10. Salmon Speed Cross 4 – Best choice for trail running
The Salmon Speed Cross 4 is one rugged running shoe. Built for the trails, it has MONSTER grip and is an excellent choice for trail runners or runners who want to start running trails. This running shoe is both lightweight and cushioned and keeps your lower legs protected during long trail adventures. Plus, running on trails are better for the legs in regards to shock absorption because of their soft surfaces. This alone helps relieve overuse injuries like shin splints.
Here’s the thing, Salmon is one of the top companies in trail running. They specialize in the trail running community. Mountain runners and ultramarathon runners support their products. With that said, you know their products are durable and built with excellent quality.
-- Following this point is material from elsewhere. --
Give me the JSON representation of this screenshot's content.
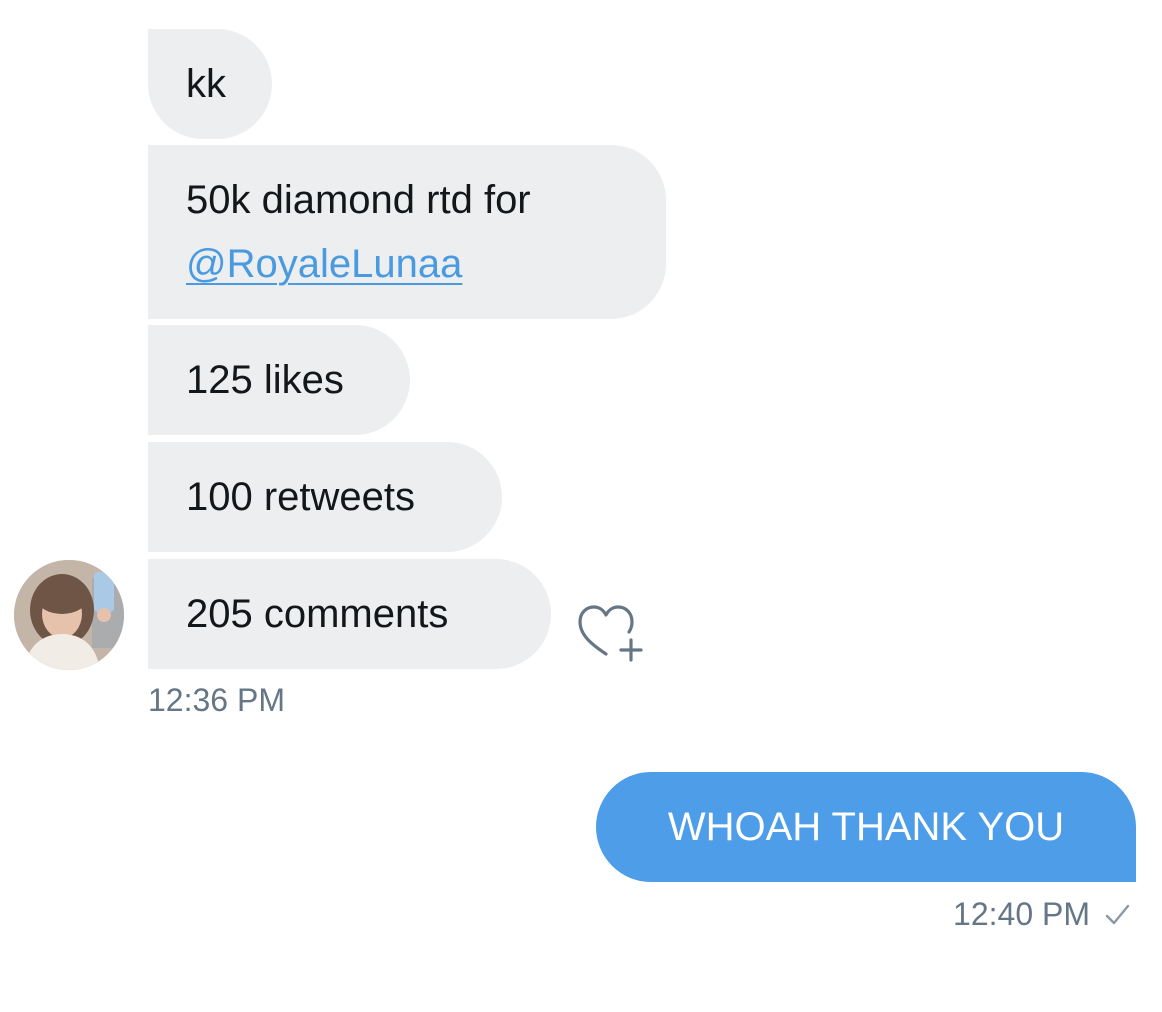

It’s users love this shoe for its reliability for technical off-road training.
- Excellent grip for the toughest of terrain but not too much for some fast single tracks.
- A lightweight trail shoe for faster long runs.
- Its Sensifit technology provides a lacing system that keeps your foot secure and snug.
- Its Contagrip provides excellent wet traction.
- Only for trail running
- Trail shoes are neutral, so it may cause issues for beginner overpronators.
So, there you have it, 10 of the top running shoes you can choose TODAY to help with shin splints. As you can see, these shoes are designed to absorb shock and help promote proper running form. The combination will add a much-needed relief to your shins and allow you to run further with less or no pain. Well, that’s if you choose a shoe that’s best for you. So pick your running shoe, start slow, progress slow, and allow your body time to adapt to its new running shoe and hopefully you can say goodbye to shin splints for good.